The phrasing used on the web site is "Post-accident attribution to a ‘root cause’ is fundamentally wrong." At first glance, it sounds like the author means there is no cause that can be found so you shouldn't try to determine the cause. First they clarify by saying there are many causes not just one. However, this phrasing made me scratch my head:
> The evaluations based on such reasoning as ‘root cause’ do not reflect a technical understanding of the nature of failure but rather the social, cultural need to blame specific, localized forces or events for outcomes.
I don't know what other organizations are like, but where I work, when we do a "root cause analysis," we aren't literally looking for a single cause, despite the name. The "root cause" is almost always that pieces a, b, and c came together in an unexpected way. I can definitely think of places where I worked where they were mostly out to place blame, though, and I guess that's what they were trying to caution against.
I think blame is one way it can go bad, but not the only one. The whole framing of a "root cause" is dangerous, in that it encourages people to look for exactly one thing, and then not look beyond it when they find it. It sounds like your organization does decently in that regard, but they're doing it in spite of the "root cause" frame.

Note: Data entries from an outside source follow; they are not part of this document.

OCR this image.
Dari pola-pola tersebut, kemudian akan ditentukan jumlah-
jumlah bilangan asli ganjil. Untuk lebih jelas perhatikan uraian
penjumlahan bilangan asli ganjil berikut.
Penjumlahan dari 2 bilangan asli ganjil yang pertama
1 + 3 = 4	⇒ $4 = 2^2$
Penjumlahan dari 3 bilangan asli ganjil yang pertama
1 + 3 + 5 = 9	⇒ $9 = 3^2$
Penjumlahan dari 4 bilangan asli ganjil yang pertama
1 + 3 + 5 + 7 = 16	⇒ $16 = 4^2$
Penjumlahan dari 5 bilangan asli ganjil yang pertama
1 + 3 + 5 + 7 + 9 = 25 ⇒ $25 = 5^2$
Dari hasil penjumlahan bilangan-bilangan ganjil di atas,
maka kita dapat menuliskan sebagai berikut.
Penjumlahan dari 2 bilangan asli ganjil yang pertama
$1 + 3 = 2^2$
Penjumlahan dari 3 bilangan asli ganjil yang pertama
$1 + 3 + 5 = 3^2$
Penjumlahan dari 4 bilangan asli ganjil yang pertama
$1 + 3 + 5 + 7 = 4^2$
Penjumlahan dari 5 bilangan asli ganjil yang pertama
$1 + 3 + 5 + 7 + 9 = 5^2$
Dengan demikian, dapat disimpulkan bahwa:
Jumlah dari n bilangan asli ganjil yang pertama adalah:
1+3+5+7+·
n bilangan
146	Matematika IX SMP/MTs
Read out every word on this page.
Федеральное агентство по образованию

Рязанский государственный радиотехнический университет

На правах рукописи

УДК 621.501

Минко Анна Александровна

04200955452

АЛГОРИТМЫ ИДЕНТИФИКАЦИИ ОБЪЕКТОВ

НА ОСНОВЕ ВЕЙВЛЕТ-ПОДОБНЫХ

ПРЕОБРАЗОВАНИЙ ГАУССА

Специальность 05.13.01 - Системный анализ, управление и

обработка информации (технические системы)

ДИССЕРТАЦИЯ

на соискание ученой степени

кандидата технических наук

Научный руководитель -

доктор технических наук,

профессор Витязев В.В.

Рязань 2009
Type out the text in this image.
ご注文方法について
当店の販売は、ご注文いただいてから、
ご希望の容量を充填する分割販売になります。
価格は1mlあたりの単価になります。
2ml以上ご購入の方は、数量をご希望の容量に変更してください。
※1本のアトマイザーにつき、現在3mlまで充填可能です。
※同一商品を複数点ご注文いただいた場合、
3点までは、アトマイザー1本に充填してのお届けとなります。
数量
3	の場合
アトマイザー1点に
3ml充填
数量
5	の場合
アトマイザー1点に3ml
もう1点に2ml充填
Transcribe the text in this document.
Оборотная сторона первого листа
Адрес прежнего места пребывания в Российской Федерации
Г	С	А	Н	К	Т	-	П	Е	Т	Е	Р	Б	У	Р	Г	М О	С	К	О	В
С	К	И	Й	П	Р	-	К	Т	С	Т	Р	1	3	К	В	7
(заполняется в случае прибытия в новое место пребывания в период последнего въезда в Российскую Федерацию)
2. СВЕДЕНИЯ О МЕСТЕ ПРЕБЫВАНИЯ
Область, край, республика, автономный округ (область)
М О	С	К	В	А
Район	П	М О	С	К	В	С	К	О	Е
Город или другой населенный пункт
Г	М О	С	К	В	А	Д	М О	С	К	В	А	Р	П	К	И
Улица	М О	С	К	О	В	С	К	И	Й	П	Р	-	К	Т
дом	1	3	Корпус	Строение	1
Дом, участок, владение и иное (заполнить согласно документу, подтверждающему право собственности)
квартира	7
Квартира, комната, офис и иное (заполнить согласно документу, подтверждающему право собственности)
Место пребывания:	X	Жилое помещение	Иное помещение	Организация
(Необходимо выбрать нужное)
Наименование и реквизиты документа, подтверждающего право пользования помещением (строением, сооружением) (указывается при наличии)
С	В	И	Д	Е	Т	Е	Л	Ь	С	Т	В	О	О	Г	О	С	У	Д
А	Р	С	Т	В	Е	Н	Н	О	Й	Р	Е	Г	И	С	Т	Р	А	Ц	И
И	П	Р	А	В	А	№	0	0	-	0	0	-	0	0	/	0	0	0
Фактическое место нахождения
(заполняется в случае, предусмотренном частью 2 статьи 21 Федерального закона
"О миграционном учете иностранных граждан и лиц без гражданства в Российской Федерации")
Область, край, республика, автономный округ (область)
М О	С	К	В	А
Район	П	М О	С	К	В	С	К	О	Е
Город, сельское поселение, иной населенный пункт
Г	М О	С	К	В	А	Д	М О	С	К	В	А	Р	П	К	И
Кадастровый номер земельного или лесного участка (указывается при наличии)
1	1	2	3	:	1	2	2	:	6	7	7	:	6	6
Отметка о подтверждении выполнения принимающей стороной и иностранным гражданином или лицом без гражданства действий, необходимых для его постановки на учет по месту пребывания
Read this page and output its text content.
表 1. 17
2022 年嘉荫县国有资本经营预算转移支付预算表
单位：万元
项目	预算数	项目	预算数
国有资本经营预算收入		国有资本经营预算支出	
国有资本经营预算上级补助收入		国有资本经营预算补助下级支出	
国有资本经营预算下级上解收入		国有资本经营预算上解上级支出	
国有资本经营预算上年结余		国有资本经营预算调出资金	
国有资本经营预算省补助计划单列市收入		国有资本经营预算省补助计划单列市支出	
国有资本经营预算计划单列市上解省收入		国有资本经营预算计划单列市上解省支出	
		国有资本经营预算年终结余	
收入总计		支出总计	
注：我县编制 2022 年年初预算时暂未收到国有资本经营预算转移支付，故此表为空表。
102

There's a definite difference between blame and cause, and they don't conflict. Blame is for individuals, cause is for systems. While you do need to hold individuals accountable, most of the time you should focus on fixing the system, which is a much more durable fix.
Part of the philosophy is to change the mindset from a “person” perspective to a “process” perspective. I.e., what gaps in the process led to the mishap, not what person caused the mishap.
Organizations that are people dependent rather than process dependent tend to have higher risks of failures.